“AND COULD I BE A STAR?
DOES FAME IN THIS GAME HAVE TO CHANGE WHO YOU ARE?
OR COULD I BE THE SAME ONE WHO CAME FROM A FARAWAY LIFE,
JUST TO MAKE IT IN THESE BROADWAY LIGHTS?”
It's 2009 and a 24-year-old Jermaine Lamarr Cole is only three months into his deal with Roc Nation. Somehow, he's found himself sat in the studio with Jay Z and Beyonce, faced with the unenviable pressure of crafting a verse under their expectant gaze. As his nerves recovered, he waited the whole summer to find out whether or not it would make the final cut of Jay Z’s "A Star Is Born". Producer No I.D. had hinted that Jay was considering spitting all three verses himself. The moment of truth came when he, like everyone else around the world, saw the tracklist for Jay’s Blueprint 3 posted online: "A Star Is Born" by Jay Z ft. J Cole.
Right now, as I sit across from him, J Cole is having a moment of realisation. “The whole topic of that verse is just saying can I blow up and still be Jermaine? I don’t know, we’re going to see." But it was that verse that made him blow up. "Yeah it’s like holy shit! See what I’m talking about?
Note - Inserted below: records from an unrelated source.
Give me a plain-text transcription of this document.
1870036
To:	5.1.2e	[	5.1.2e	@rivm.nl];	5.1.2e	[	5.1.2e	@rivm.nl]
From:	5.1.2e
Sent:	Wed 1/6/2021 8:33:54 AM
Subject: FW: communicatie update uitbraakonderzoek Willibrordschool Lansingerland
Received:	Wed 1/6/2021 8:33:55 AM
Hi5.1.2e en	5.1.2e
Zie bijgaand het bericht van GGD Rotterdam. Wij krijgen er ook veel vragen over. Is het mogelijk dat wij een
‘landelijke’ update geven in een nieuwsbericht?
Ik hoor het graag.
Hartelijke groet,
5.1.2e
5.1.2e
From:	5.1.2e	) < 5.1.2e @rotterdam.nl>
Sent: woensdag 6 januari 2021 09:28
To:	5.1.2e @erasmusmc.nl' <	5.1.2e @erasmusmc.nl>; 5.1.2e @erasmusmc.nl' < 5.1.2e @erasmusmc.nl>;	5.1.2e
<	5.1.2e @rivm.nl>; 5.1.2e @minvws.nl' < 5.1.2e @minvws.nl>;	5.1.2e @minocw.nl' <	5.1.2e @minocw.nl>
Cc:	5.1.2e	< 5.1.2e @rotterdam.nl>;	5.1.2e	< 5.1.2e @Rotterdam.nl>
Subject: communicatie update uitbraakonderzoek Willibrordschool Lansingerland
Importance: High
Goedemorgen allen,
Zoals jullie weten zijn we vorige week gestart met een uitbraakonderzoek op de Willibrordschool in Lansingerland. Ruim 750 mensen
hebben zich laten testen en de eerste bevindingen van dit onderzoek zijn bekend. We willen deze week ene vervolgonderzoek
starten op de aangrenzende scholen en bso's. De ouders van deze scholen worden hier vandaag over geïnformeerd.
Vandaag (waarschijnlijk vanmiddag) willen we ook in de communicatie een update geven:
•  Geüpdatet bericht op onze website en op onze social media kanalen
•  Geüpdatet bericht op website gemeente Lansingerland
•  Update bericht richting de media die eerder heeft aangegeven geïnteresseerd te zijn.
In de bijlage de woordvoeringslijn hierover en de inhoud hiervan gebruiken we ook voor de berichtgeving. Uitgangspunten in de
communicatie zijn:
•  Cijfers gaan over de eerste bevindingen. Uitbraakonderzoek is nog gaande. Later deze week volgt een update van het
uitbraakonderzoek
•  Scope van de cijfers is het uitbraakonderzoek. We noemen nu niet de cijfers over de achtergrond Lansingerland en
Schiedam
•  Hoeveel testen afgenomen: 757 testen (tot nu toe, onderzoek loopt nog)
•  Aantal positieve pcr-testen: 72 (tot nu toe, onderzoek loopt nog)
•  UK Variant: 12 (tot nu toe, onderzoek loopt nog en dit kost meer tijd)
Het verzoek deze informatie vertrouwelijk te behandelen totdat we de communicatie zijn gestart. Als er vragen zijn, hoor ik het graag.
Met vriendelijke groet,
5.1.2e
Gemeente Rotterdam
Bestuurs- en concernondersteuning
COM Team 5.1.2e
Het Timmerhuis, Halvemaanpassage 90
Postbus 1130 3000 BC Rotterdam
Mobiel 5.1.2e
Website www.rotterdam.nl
That was a crazy moment. That’s fucking nuts! I don’t think that I appreciated it the way I should have. Now that I look back it’s like: Holy shit, I was on the Jay Z album. And I shouted out the Ville on my first feature verse. I predicted the whole shit on that verse. The whole trajectory of my career.”
"The Ville" is Fayetteville, the small town in North Carolina where Cole grew up after spending his first eight months on a military base in Frankfurt, Germany. It's a town as crucial to Cole's music as Compton is to Dre's or Brooklyn is to Biggie's. If I was going to understand Cole, I had to meet him on his home ground. Boarding a plane to Fayetteville, it’s already obvious that the city has major military links, with Fort Bragg attracting plenty of camouflaged patriots to the small planes that fly down from the Capital. As Cole puts it, the base is the city’s "bread and butter". Upon landing you’ll find a small airport covered with paintings of soldiers, alsatians, machine guns, helicopters, eagles, stars and stripes, and you're likely to be driven into town by an ex-War Veteran. It’s pretty easy to see where the nickname Fayettenam came from.